Assuming you’re talking about under-25s or even under-30s there aren’t that many compared to the rest of the population. And not everyone has remembered to enrol to vote!
It’s the older voters that prop Labor up most; in my opinion the retirees are a much bigger factor - as those on the pension want it preserved and fear that it would be slashed under a Liberal government.
I actually know (as in regular face-to-face contact) only one of many adults above the age of 40 who votes Libs. I think Ken your anger is misdirected!
Just letting you know that Ken is not alone in his thinking about young voters and their voting trends. Most research figures that I have seen over the years tend to agree that the majority of younger voters - and there are millions - favour the left side - especially on ‘emotive’ issues.

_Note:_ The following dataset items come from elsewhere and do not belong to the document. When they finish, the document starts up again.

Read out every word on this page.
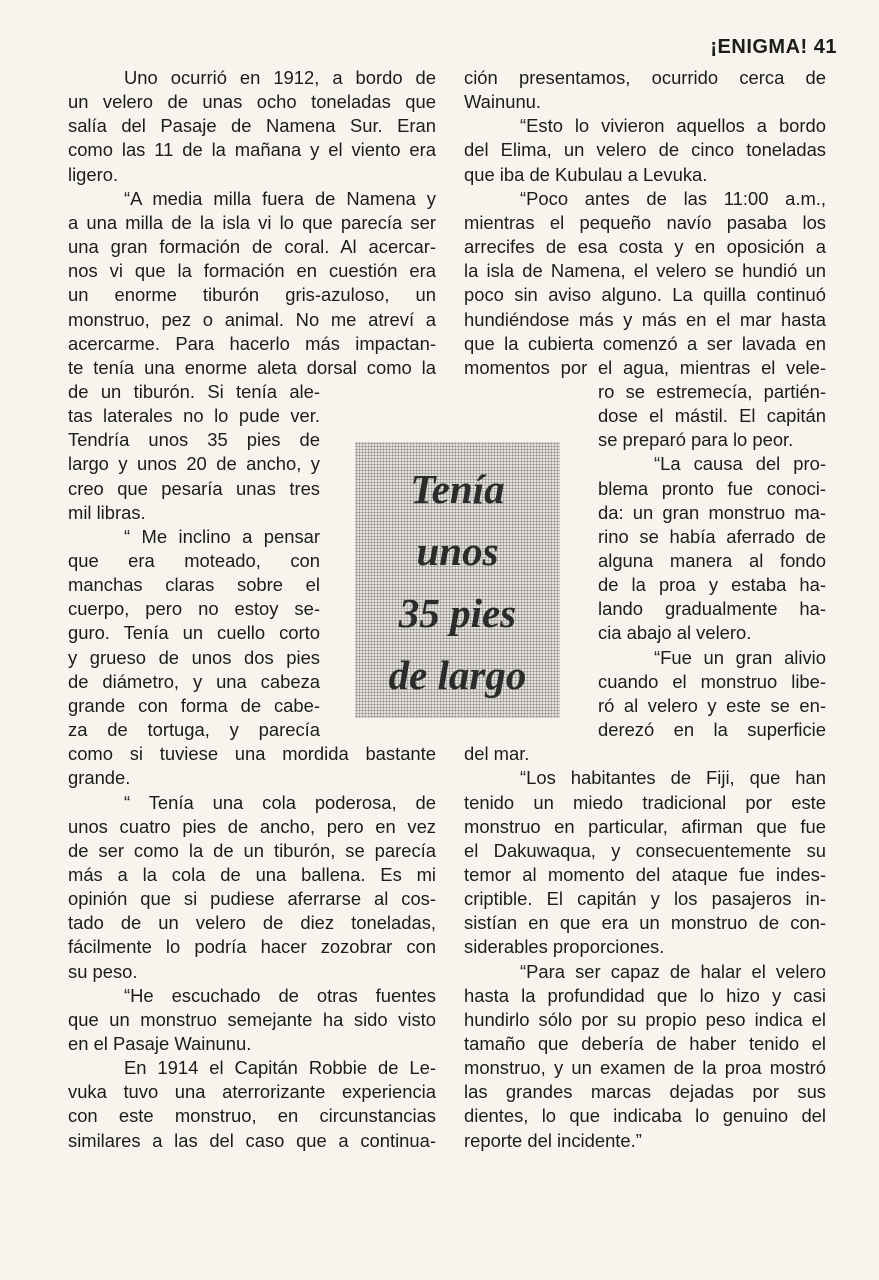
¡ENIGMA! 41
Uno ocurrió en 1912, a bordo de
un velero de unas ocho toneladas que
salía del Pasaje de Namena Sur. Eran
como las 11 de la mañana y el viento era
ligero.
“A media milla fuera de Namena y
a una milla de la isla vi lo que parecía ser
una gran formación de coral. Al acercar-
nos vi que la formación en cuestión era
un enorme tiburón gris-azuloso, un
monstruo, pez o animal. No me atreví a
acercarme. Para hacerlo más impactan-
te tenía una enorme aleta dorsal como la
de un tiburón. Si tenía ale-
tas laterales no lo pude ver.
Tendría unos 35 pies de
largo y unos 20 de ancho, y
creo que pesaría unas tres
mil libras.
“ Me inclino a pensar
que era moteado, con
manchas claras sobre el
cuerpo, pero no estoy se-
guro. Tenía un cuello corto
y grueso de unos dos pies
de diámetro, y una cabeza
grande con forma de cabe-
za de tortuga, y parecía
como si tuviese una mordida bastante
grande.
“ Tenía una cola poderosa, de
unos cuatro pies de ancho, pero en vez
de ser como la de un tiburón, se parecía
más a la cola de una ballena. Es mi
opinión que si pudiese aferrarse al cos-
tado de un velero de diez toneladas,
fácilmente lo podría hacer zozobrar con
su peso.
“He escuchado de otras fuentes
que un monstruo semejante ha sido visto
en el Pasaje Wainunu.
En 1914 el Capitán Robbie de Le-
vuka tuvo una aterrorizante experiencia
con este monstruo, en circunstancias
similares a las del caso que a continua-
ción presentamos, ocurrido cerca de
Wainunu.
“Esto lo vivieron aquellos a bordo
del Elima, un velero de cinco toneladas
que iba de Kubulau a Levuka.
“Poco antes de las 11:00 a.m.,
mientras el pequeño navío pasaba los
arrecifes de esa costa y en oposición a
la isla de Namena, el velero se hundió un
poco sin aviso alguno. La quilla continuó
hundiéndose más y más en el mar hasta
que la cubierta comenzó a ser lavada en
momentos por el agua, mientras el vele-
ro se estremecía, partién-
dose el mástil. El capitán
se preparó para lo peor.
“La causa del pro-
blema pronto fue conoci-
da: un gran monstruo ma-
rino se había aferrado de
alguna manera al fondo
de la proa y estaba ha-
lando gradualmente ha-
cia abajo al velero.
“Fue un gran alivio
cuando el monstruo libe-
ró al velero y este se en-
derezó en la superficie
del mar.
“Los habitantes de Fiji, que han
tenido un miedo tradicional por este
monstruo en particular, afirman que fue
el Dakuwaqua, y consecuentemente su
temor al momento del ataque fue indes-
criptible. El capitán y los pasajeros in-
sistían en que era un monstruo de con-
siderables proporciones.
“Para ser capaz de halar el velero
hasta la profundidad que lo hizo y casi
hundirlo sólo por su propio peso indica el
tamaño que debería de haber tenido el
monstruo, y un examen de la proa mostró
las grandes marcas dejadas por sus
dientes, lo que indicaba lo genuino del
reporte del incidente.”
Tenía
unos
35 pies
de largo
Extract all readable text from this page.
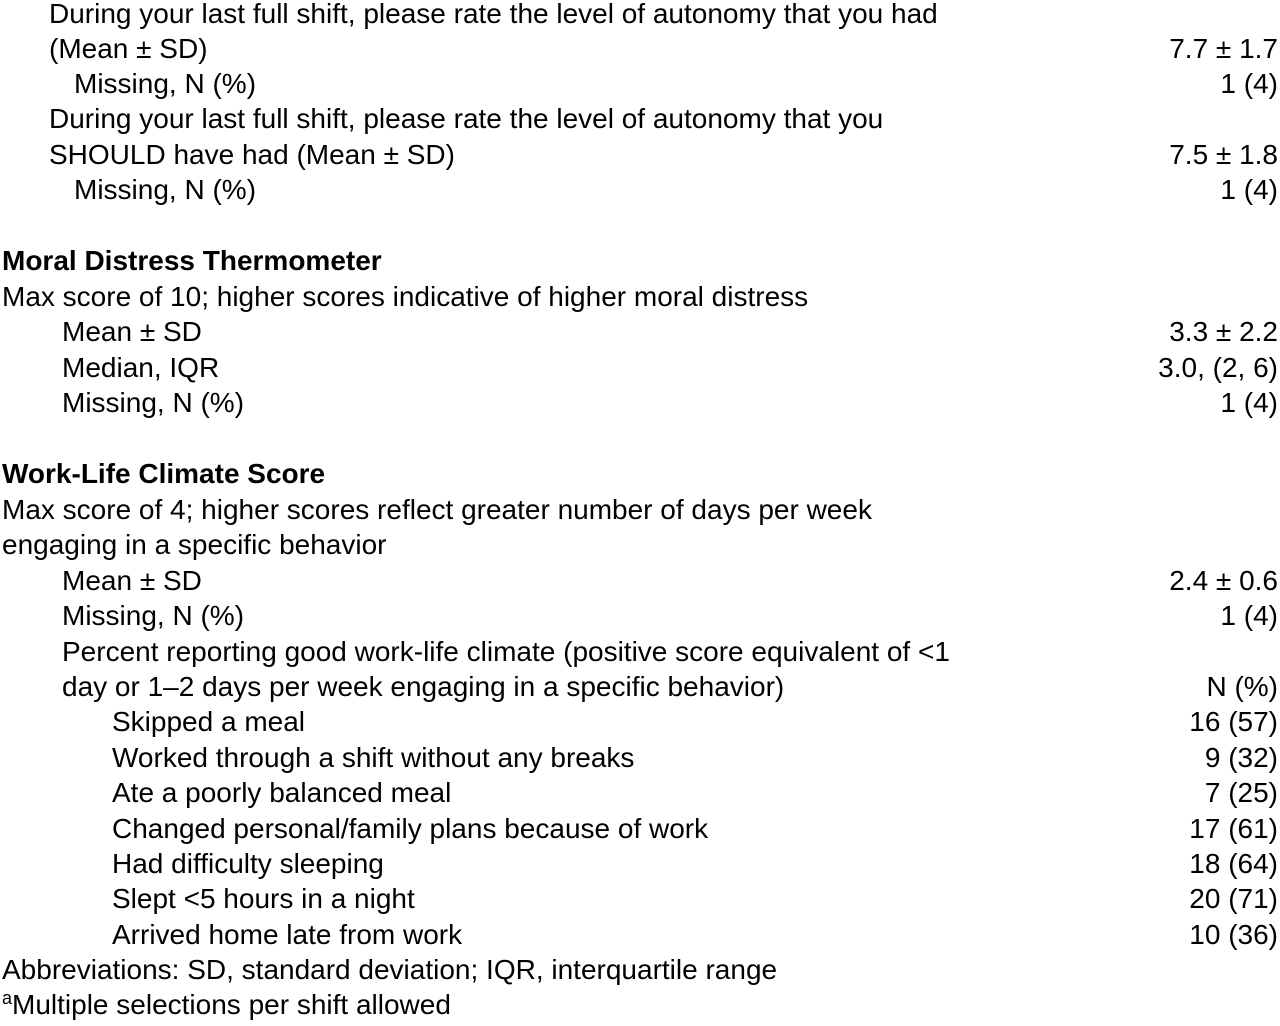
During your last full shift, please rate the level of autonomy that you had
(Mean ± SD)	7.7 ± 1.7
Missing, N (%)	1 (4)
During your last full shift, please rate the level of autonomy that you
SHOULD have had (Mean ± SD)	7.5 ± 1.8
Missing, N (%)	1 (4)
Moral Distress Thermometer
Max score of 10; higher scores indicative of higher moral distress
Mean ± SD	3.3 ± 2.2
Median, IQR	3.0, (2, 6)
Missing, N (%)	1 (4)
Work-Life Climate Score
Max score of 4; higher scores reflect greater number of days per week
engaging in a specific behavior
Mean ± SD	2.4 ± 0.6
Missing, N (%)	1 (4)
Percent reporting good work-life climate (positive score equivalent of <1
day or 1–2 days per week engaging in a specific behavior)	N (%)
Skipped a meal	16 (57)
Worked through a shift without any breaks	9 (32)
Ate a poorly balanced meal	7 (25)
Changed personal/family plans because of work	17 (61)
Had difficulty sleeping	18 (64)
Slept <5 hours in a night	20 (71)
Arrived home late from work	10 (36)
Abbreviations: SD, standard deviation; IQR, interquartile range
$^a$Multiple selections per shift allowed
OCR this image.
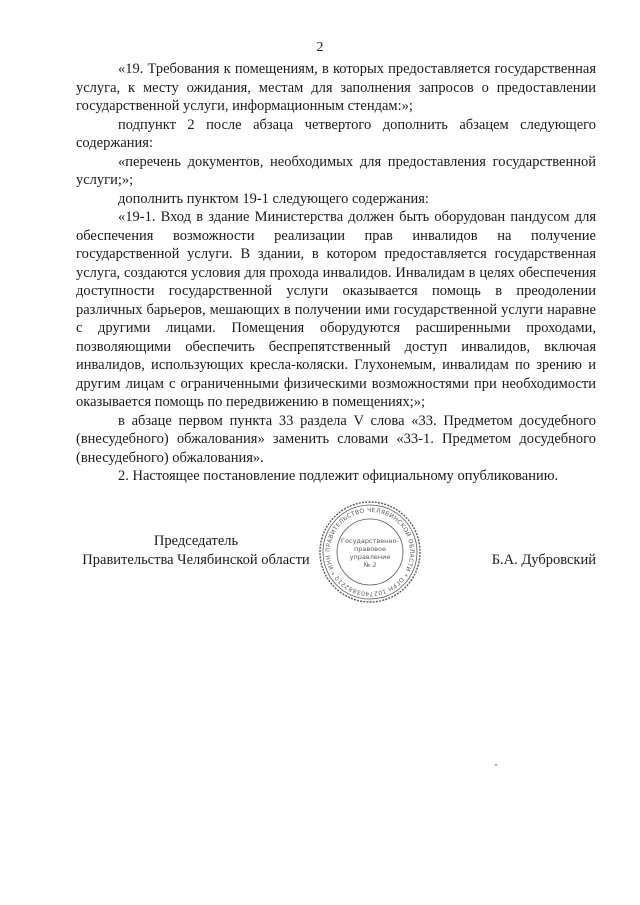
2

«19. Требования к помещениям, в которых предоставляется государственная услуга, к месту ожидания, местам для заполнения запросов о предоставлении государственной услуги, информационным стендам:»;

подпункт 2 после абзаца четвертого дополнить абзацем следующего содержания:

«перечень документов, необходимых для предоставления государственной услуги;»;

дополнить пунктом 19-1 следующего содержания:

«19-1. Вход в здание Министерства должен быть оборудован пандусом для обеспечения возможности реализации прав инвалидов на получение государственной услуги. В здании, в котором предоставляется государственная услуга, создаются условия для прохода инвалидов. Инвалидам в целях обеспечения доступности государственной услуги оказывается помощь в преодолении различных барьеров, мешающих в получении ими государственной услуги наравне с другими лицами. Помещения оборудуются расширенными проходами, позволяющими обеспечить беспрепятственный доступ инвалидов, включая инвалидов, использующих кресла-коляски. Глухонемым, инвалидам по зрению и другим лицам с ограниченными физическими возможностями при необходимости оказывается помощь по передвижению в помещениях;»;

в абзаце первом пункта 33 раздела V слова «33. Предметом досудебного (внесудебного) обжалования» заменить словами «33-1. Предметом досудебного (внесудебного) обжалования».

2. Настоящее постановление подлежит официальному опубликованию.

Председатель
Правительства Челябинской области
ПРАВИТЕЛЬСТВО ЧЕЛЯБИНСКОЙ ОБЛАСТИ * ОГРН 1027403882210 * ИНН
Государственно-
правовое
управление
№ 2	Б.А. Дубровский
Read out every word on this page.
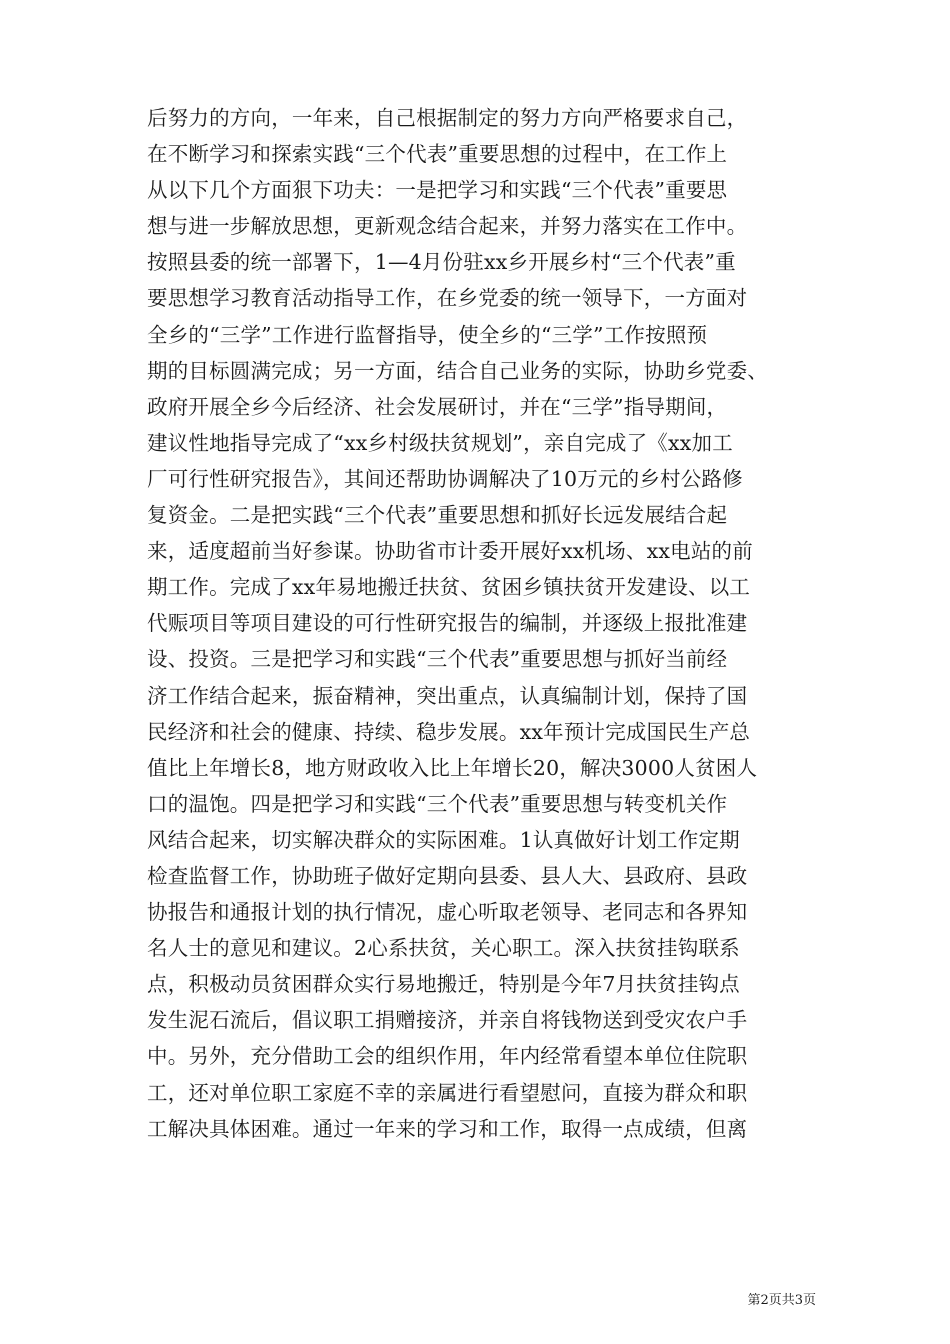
后努力的方向，一年来，自己根据制定的努力方向严格要求自己，
在不断学习和探索实践“三个代表”重要思想的过程中，在工作上
从以下几个方面狠下功夫：一是把学习和实践“三个代表”重要思
想与进一步解放思想，更新观念结合起来，并努力落实在工作中。
按照县委的统一部署下，1—4月份驻xx乡开展乡村“三个代表”重
要思想学习教育活动指导工作，在乡党委的统一领导下，一方面对
全乡的“三学”工作进行监督指导，使全乡的“三学”工作按照预
期的目标圆满完成；另一方面，结合自己业务的实际，协助乡党委、
政府开展全乡今后经济、社会发展研讨，并在“三学”指导期间，
建议性地指导完成了“xx乡村级扶贫规划”，亲自完成了《xx加工
厂可行性研究报告》，其间还帮助协调解决了10万元的乡村公路修
复资金。二是把实践“三个代表”重要思想和抓好长远发展结合起
来，适度超前当好参谋。协助省市计委开展好xx机场、xx电站的前
期工作。完成了xx年易地搬迁扶贫、贫困乡镇扶贫开发建设、以工
代赈项目等项目建设的可行性研究报告的编制，并逐级上报批准建
设、投资。三是把学习和实践“三个代表”重要思想与抓好当前经
济工作结合起来，振奋精神，突出重点，认真编制计划，保持了国
民经济和社会的健康、持续、稳步发展。xx年预计完成国民生产总
值比上年增长8，地方财政收入比上年增长20，解决3000人贫困人
口的温饱。四是把学习和实践“三个代表”重要思想与转变机关作
风结合起来，切实解决群众的实际困难。1认真做好计划工作定期
检查监督工作，协助班子做好定期向县委、县人大、县政府、县政
协报告和通报计划的执行情况，虚心听取老领导、老同志和各界知
名人士的意见和建议。2心系扶贫，关心职工。深入扶贫挂钩联系
点，积极动员贫困群众实行易地搬迁，特别是今年7月扶贫挂钩点
发生泥石流后，倡议职工捐赠接济，并亲自将钱物送到受灾农户手
中。另外，充分借助工会的组织作用，年内经常看望本单位住院职
工，还对单位职工家庭不幸的亲属进行看望慰问，直接为群众和职
工解决具体困难。通过一年来的学习和工作，取得一点成绩，但离
第2页共3页
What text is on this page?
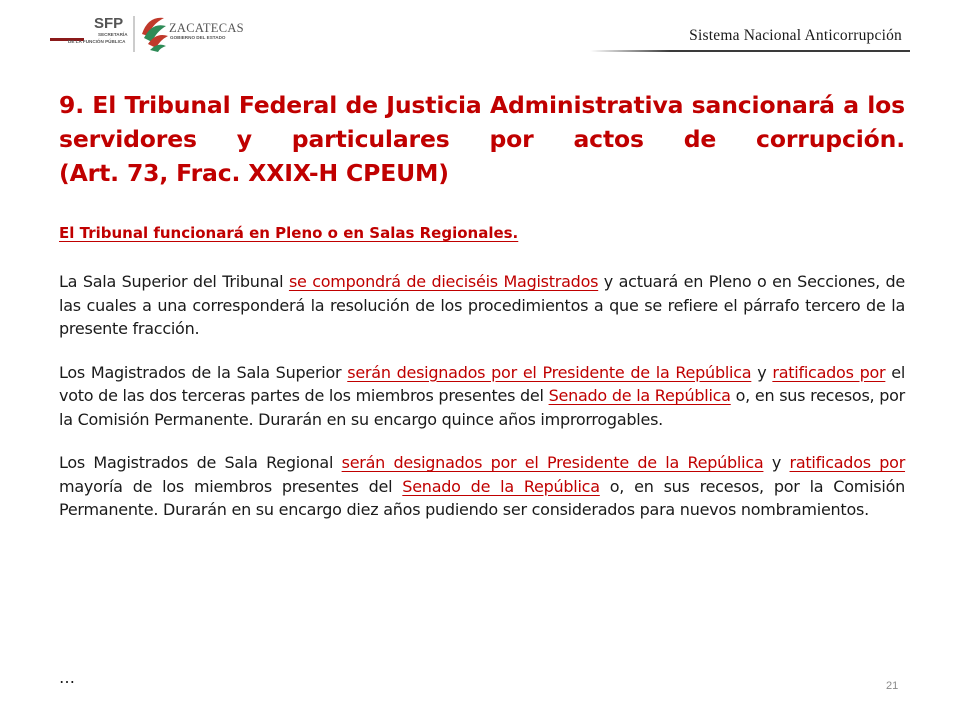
SFP
SECRETARÍA
DE LA FUNCIÓN PÚBLICA
ZACATECAS
GOBIERNO DEL ESTADO	Sistema Nacional Anticorrupción
9. El Tribunal Federal de Justicia Administrativa sancionará a los
servidores y particulares por actos de corrupción.
(Art. 73, Frac. XXIX-H CPEUM)

El Tribunal funcionará en Pleno o en Salas Regionales.

La Sala Superior del Tribunal se compondrá de dieciséis Magistrados y actuará en Pleno o en Secciones, de las cuales a una corresponderá la resolución de los procedimientos a que se refiere el párrafo tercero de la presente fracción.

Los Magistrados de la Sala Superior serán designados por el Presidente de la República y ratificados por el voto de las dos terceras partes de los miembros presentes del Senado de la República o, en sus recesos, por la Comisión Permanente. Durarán en su encargo quince años improrrogables.

Los Magistrados de Sala Regional serán designados por el Presidente de la República y ratificados por mayoría de los miembros presentes del Senado de la República o, en sus recesos, por la Comisión Permanente. Durarán en su encargo diez años pudiendo ser considerados para nuevos nombramientos.

…	21
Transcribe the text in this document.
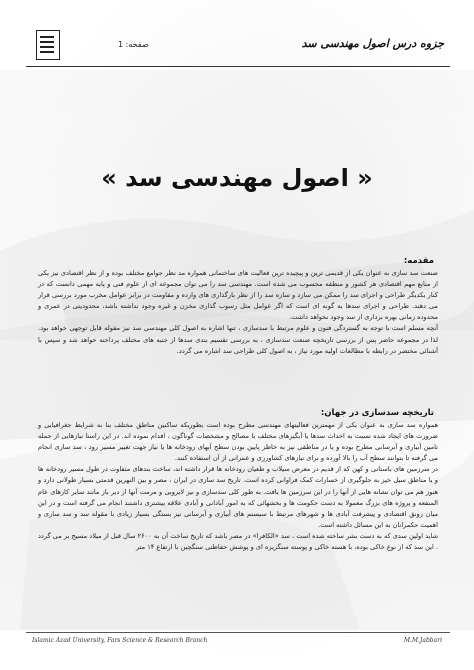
صفحه: 1	جزوه درس اصول مهندسی سد
« اصول مهندسی سد »
مقدمه:

صنعت سد سازی به عنوان یکی از قدیمی ترین و پیچیده ترین فعالیت های ساختمانی همواره مد نظر جوامع مختلف بوده و از نظر اقتصادی نیز یکی از منابع مهم اقتصادی هر کشور و منطقه محسوب می شده است. مهندسی سد را می توان مجموعه ای از علوم فنی و پایه مهمی دانست که در کنار یکدیگر طراحی و اجرای سد را ممکن می سازد و سازه سد را از نظر بارگذاری های وارده و مقاومت در برابر عوامل مخرب مورد بررسی قرار می دهند. طراحی و اجرای سدها به گونه ای است که اگر عوامل مثل رسوب گذاری مخزن و غیره وجود نداشته باشد، محدودیتی در عمری و محدوده زمانی بهره برداری از سد وجود نخواهد داشت.

آنچه مسلم است با توجه به گستردگی فنون و علوم مرتبط با سدسازی ، تنها اشاره به اصول کلی مهندسی سد نیز مقوله قابل توجهی خواهد بود. لذا در مجموعه حاضر پس از بررسی تاریخچه صنعت سدسازی ، به بررسی تقسیم بندی سدها از جنبه های مختلف پرداخته خواهد شد و سپس با آشنائی مختصر در رابطه با مطالعات اولیه مورد نیاز ، به اصول کلی طراحی سد اشاره می گردد.

تاریخچه سدسازی در جهان:

همواره سد سازی به عنوان یکی از مهمترین فعالیتهای مهندسی مطرح بوده است بطوریکه ساکنین مناطق مختلف بنا به شرایط جغرافیایی و ضرورت های ایجاد شده نسبت به احداث سدها یا آبگیرهای مختلف با مصالح و مشخصات گوناگون ، اقدام نموده اند. در این راستا نیازهایی از جمله تامین آبیاری و آبرسانی مطرح بوده و یا در مناطقی نیز به خاطر پایین بودن سطح آبهای رودخانه ها یا نیاز جهت تغییر مسیر رود ، سد سازی انجام می گرفته تا بتوانند سطح آب را بالا آورده و برای نیازهای کشاورزی و عمرانی از آن استفاده کنند.

در سرزمین های باستانی و کهن که از قدیم در معرض سیلاب و طغیان رودخانه ها قرار داشته اند، ساخت بندهای متفاوت در طول مسیر رودخانه ها و یا مناطق سیل خیز به جلوگیری از خسارات کمک فراوانی کرده است. تاریخ سد سازی در ایران ، مصر و بین النهرین قدمتی بسیار طولانی دارد و هنوز هم می توان نشانه هایی از آنها را در این سرزمین ها یافت. به طور کلی سدسازی و نیز لایروبی و مرمت آنها از دیر باز مانند سایر کارهای عام المنفعه و پروژه های بزرگ معمولا به دست حکومت ها و بخشهائی که به امور آبادانی و آبادی علاقه بیشتری داشتند انجام می گرفته است و در این میان رونق اقتصادی و پیشرفت آبادی ها و شهرهای مرتبط با سیستم های آبیاری و آبرسانی نیز بستگی بسیار زیادی با مقوله سد و سد سازی و اهمیت حکمرانان به این مسائل داشته است.

شاید اولین سدی که به دست بشر ساخته شده است ، سد «الکافرا» در مصر باشد که تاریخ ساخت آن به ۲۶۰۰ سال قبل از میلاد مسیح بر می گردد . این سد که از نوع خاکی بوده، با هسته خاکی و پوسته سنگریزه ای و پوشش حفاظتی سنگچین با ارتفاع ۱۴ متر

Islamic Azad University, Fars Science & Research Branch	M.M.Jabbari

And those research papers that I recall have a clear majority of “older” voters voting for the conservative side of politics. And the reason for that is obviously clear for those of us who recall the disastrous year under Whitlam, Hawke and Keating.
Those who recall 18% home loan interest rates and 11% unemployment under Labor have LONG memories - and will never trust any Labor government again. There is nothing like experience - and our experience is that Labor always stuffs it up. Just look at the NSW state Labor government - and the many, many failings of the past 2 1/2 years of Federal Labor.
I guess by now you’ve figured out how I’ll be voting. Also, I have yet to find anyone who will be voting Labor - and I talk to lots of people.